Securing safe, top-quality ingredients from the four corners of the earth is no walk in the park. But the following four tips from Tom Kiningham, dietary supplement program technical manager, NSF International (Ann Arbor, MI), can form the basis of a checklist to make the task less daunting. As Kiningham says, “Foreign suppliers, from manufacturers to shippers to middlemen, have a stake in making sure that supply chains are kept current. Ensuring that raw materials make it halfway around the world with acceptable quality is critical to this global system.”

 

  • Speed counts. “The faster, the better. This includes the infrastructure that supports rail, trucking, and cargo-ship loading and unloading. It also includes governmental support at every level to expedite products out of and into ports.”

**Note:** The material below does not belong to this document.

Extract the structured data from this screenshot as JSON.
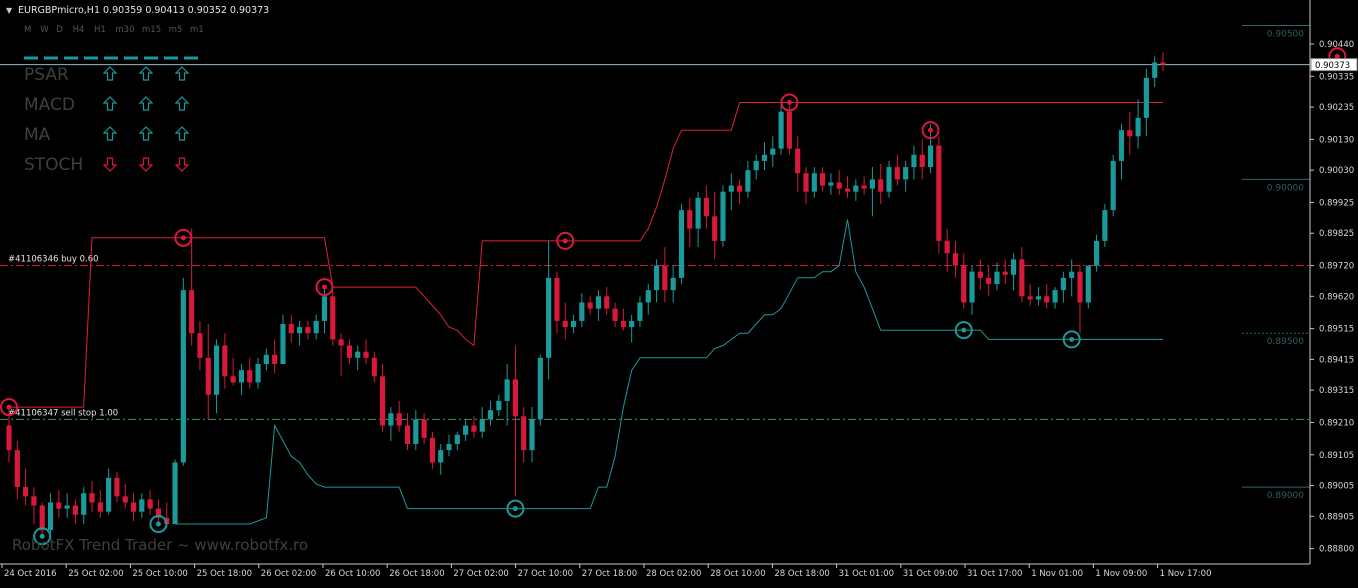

  • Transport must meet GMP requirements. “Containers, trailers, tankers, and ships should be dedicated to supplement products, with effective cleaning procedures and management. Modes of transportation should be inspected prior to loading and should have climate-control systems for raw materials that need special handling. Even with efficient distribution systems, there are some ingredients with fast expiration dates that cannot survive except by trucking over one or two days.”

  • Warehousing must also comply with GMPs. “Warehouses should have effective pest-control programs and be secure, well-constructed, and well-maintained. Climate control should be available. Employees should be given the time and training to handle products with care to minimize the damage to packaging containers.”

  • Uphold international standards. “Some countries in distribution channels don’t have the infrastructure or desire to maintain high levels of quality required to maintain the quality of ingredients. This can be caused by the high cost of maintaining these systems and the lack of effective governmental controls.”